US-based online retailer Amazon.com Inc. has downed the shutters on Junglee.com, the website at the forefront of an initiative to conquer the promising Indian e-commerce market.
After multiple tests , trials and pivots, Amazon has finally integrated Junglee into Amazon.in through Local Finds, a platform which was launched in India earlier this year to allow customers to find and sell used and new goods.
“We built the peer-to-peer shopping and selling experience through Junglee and integrated it into Amazon.in through Local Finds to offer a seamless shopping experience on a unified platform,” Amazon said in an email response to a VCCircle query.
Local Finds was first launched as a pilot in Bengaluru. It is now present in Mumbai, Chennai and Hyderabad.
Junglee was founded by former Amazon employees and Silicon Valley tech entrepreneurs Anand Rajaraman, Venky Harinarayan, Rakesh Mathur and Ashish Gupta in 1996 and sold to Amazon for about $250 million two years later. It was launched formally in India in 2012 as an online shopping services platform. It enabled customers to discover products from online and offline retailers, and its parent site Amazon.com. The model was simple – a comparison-shopping site that put consumers in touch with sellers.
Two years later, in 2014, Junglee was staring at an identity crisis. It was trying its hand at everything, from classifieds to horizontal e-commerce – everything except the product-comparison portal it was originally meant to be. By then, its parent, Amazon, had already made its grand entry into the Indian e-commerce space, rendering Junglee even more irrelevant in a market growing at a fast clip.
By May 2014, Junglee had begun pivoting to a horizontal e-commerce marketplace, and started enabling direct purchases on its site for books and electronics. However, Amazon soon seemed to have realised that making Junglee a marketplace would lead to the cannibalisation of its own traffic.
Junglee was yet again in news for entering the classifieds space. It added a ‘Post Your Ad’ feature on the site, allowing users to submit free ads, along the lines of OLX and Quikr.
The feature was aimed at promoting a local buyer-and-seller ecosystem instead of focusing on online transactions.
The company had said that customers across 10 major cities – Ahmedabad, Bengaluru, Chennai, Gurgaon, Hyderabad, Jaipur, Kolkata, Mumbai, New Delhi and Pune – would be able to access the feature, and that it had planned to expand to more categories and cities.
Cut to 2016. Amazon made a “bold bet on organised peer-to-peer buying and selling” in India through Junglee, but the initiative was just a case of old wine in a new bottle – nothing had really changed between 2014 and 2016, except for rehashed statements.
While integrating Junglee with Local Finds could be seen as an extension of Amazon’s P2P push in India, the decision finally brings an end to Junglee’s journey as an independent entity.

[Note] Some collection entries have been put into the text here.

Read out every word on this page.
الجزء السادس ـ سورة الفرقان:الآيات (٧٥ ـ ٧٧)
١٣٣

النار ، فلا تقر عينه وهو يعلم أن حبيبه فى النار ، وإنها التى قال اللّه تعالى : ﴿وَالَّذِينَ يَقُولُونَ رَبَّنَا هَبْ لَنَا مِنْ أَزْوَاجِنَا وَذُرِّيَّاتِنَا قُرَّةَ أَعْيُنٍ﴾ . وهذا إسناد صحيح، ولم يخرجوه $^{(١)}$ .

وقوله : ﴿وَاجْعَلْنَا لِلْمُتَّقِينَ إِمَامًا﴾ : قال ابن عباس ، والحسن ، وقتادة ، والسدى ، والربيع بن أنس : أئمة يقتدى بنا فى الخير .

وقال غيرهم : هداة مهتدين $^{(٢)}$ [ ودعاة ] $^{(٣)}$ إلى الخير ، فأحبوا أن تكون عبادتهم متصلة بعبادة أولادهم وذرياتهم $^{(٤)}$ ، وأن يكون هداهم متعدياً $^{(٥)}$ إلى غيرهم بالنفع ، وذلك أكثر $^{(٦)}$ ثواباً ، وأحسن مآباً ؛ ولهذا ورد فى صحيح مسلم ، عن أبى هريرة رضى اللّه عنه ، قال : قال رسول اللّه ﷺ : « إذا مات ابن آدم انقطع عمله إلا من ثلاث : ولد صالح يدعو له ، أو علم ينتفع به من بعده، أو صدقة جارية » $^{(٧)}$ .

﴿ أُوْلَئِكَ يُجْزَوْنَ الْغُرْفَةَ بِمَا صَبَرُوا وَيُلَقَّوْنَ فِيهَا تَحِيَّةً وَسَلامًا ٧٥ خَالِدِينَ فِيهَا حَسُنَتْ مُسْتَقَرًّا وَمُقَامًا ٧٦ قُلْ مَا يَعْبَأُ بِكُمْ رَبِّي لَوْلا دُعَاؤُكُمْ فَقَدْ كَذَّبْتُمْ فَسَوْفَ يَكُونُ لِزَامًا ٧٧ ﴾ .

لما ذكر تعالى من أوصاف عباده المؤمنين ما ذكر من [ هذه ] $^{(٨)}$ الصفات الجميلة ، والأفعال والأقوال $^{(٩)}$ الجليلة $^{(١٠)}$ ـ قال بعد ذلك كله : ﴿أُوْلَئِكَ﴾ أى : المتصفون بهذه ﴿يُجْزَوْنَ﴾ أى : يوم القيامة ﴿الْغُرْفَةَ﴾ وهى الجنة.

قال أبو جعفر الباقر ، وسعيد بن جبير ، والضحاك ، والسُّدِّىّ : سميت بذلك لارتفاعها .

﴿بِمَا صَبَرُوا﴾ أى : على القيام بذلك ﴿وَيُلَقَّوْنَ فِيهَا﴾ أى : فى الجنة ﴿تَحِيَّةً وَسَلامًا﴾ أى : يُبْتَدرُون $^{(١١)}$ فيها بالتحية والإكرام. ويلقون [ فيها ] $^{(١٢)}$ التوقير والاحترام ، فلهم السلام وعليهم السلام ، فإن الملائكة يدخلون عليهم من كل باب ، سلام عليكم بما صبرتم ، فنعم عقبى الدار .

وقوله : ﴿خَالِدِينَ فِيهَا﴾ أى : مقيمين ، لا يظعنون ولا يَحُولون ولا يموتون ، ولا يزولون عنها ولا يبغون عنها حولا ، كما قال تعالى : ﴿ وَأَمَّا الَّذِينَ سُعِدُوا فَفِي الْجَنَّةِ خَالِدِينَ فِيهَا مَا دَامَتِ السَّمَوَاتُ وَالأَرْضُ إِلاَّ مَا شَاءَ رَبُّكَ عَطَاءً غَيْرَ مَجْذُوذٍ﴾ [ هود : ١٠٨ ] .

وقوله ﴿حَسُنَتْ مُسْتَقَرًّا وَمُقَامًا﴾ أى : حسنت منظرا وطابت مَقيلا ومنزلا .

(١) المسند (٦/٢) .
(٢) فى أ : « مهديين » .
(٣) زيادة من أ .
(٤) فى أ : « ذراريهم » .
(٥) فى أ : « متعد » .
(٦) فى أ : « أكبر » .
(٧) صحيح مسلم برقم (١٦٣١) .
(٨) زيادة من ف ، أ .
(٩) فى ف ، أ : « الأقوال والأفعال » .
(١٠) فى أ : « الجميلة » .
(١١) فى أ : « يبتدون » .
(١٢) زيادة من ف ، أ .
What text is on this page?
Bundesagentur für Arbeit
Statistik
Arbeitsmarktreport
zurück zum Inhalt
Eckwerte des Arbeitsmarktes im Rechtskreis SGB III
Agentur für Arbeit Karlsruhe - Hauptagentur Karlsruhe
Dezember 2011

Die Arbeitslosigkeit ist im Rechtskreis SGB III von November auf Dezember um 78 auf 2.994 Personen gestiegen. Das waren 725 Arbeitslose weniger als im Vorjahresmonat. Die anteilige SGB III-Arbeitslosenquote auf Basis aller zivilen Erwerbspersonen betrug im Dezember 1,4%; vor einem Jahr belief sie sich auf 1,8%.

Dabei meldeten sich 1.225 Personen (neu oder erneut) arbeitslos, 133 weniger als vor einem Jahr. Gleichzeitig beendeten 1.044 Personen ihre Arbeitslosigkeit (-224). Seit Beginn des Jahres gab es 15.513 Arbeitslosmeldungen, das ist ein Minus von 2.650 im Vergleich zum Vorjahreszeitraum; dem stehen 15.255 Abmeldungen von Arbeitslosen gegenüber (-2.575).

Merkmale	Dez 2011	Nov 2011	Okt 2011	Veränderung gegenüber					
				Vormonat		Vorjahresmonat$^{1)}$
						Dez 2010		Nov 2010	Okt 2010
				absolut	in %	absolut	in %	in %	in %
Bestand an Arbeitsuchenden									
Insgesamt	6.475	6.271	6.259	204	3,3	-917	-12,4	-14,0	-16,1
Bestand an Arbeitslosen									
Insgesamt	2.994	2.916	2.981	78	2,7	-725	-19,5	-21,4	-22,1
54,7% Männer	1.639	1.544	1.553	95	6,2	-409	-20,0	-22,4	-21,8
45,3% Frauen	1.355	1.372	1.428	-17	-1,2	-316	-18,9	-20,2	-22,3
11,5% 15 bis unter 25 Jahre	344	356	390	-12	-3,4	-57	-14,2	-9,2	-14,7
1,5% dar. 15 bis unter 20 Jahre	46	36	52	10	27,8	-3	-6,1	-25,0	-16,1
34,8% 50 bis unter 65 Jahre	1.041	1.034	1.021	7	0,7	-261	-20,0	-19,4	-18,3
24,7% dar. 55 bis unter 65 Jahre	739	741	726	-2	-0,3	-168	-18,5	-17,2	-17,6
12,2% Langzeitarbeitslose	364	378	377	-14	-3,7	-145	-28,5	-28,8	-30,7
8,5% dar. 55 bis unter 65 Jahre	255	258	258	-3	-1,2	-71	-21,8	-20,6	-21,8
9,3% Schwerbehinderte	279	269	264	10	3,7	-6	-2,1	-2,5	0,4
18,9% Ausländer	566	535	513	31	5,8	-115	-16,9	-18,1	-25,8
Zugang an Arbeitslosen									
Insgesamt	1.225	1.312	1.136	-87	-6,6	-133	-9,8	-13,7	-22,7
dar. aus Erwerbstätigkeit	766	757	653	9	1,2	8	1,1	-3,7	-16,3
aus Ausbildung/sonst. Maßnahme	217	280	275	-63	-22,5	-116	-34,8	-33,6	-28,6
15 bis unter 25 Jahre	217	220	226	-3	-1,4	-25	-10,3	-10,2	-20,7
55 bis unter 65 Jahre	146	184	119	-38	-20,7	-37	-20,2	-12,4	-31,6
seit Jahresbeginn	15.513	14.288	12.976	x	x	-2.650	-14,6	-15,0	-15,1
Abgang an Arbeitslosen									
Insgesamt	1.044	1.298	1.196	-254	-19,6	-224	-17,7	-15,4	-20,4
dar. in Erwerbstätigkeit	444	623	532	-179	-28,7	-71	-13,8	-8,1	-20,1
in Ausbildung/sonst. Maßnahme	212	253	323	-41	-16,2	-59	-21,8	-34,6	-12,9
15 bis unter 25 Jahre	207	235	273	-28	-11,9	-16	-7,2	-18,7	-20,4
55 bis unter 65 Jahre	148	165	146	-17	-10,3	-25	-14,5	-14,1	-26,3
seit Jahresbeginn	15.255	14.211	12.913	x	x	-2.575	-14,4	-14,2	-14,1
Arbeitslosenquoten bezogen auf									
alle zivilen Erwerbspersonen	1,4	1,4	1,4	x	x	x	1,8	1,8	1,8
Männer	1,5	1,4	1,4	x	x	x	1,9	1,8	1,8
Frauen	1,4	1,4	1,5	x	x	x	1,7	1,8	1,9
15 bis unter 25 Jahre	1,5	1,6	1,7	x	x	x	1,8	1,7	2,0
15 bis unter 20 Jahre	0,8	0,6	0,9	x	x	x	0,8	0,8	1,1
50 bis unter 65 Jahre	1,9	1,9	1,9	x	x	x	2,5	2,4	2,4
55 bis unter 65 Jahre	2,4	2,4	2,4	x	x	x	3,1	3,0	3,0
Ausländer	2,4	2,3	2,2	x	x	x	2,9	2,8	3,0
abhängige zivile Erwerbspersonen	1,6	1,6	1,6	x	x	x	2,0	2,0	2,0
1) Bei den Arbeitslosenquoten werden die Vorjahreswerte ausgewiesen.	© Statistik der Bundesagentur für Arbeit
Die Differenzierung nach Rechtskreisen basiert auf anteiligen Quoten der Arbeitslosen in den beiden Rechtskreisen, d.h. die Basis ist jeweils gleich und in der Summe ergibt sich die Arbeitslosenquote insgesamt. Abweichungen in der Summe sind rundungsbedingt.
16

“Through our pilot, we realised that in every city we have customers who have a few products to sell – some want to get value for their used products, others are hobbyists, creators and home entrepreneurs, who need to find the right customers for what they collect or create. This apart, there are also customers who are interested in buying such products,” the Amazon spokesperson said.
The company felt that the existing ecosystem available to such sellers and buyers had gaps. “With Local Finds, we aim to seamlessly connect sellers and buyers, help them quickly list and discover each other’s products and transact tension-free with delivery, payments and customer service facilitated by Amazon,” she added.
The retail giant claimed that the platform has about 60,000 customers.
As online pre-owned and classifies services, Amazon facilitates pick-up, packaging, shipping, delivery and payments services for Local Finds customers. By clicking on the products on the platform users are rerouted to Amazon’s main ecommerce page for the transactions.
Interestingly, despite paying top dollars for Junglee, Amazon had built its core India business, Amazon.in, from scratch. It vowed to invest $2 billion in India in 2014 and then committed another $3 billion in June 2016, taking its total investment in the country to $5 billion.
The Jeff Bezos-led company is now a strong contender for the top spot in Indian e-commerce, snapping at market leader Flipkart’s heels.
All said, much of the credit for Amazon’s stellar run in the country might go to Junglee, which had probably fetched precious user behaviour data for the global e-tailer by the time it entered India.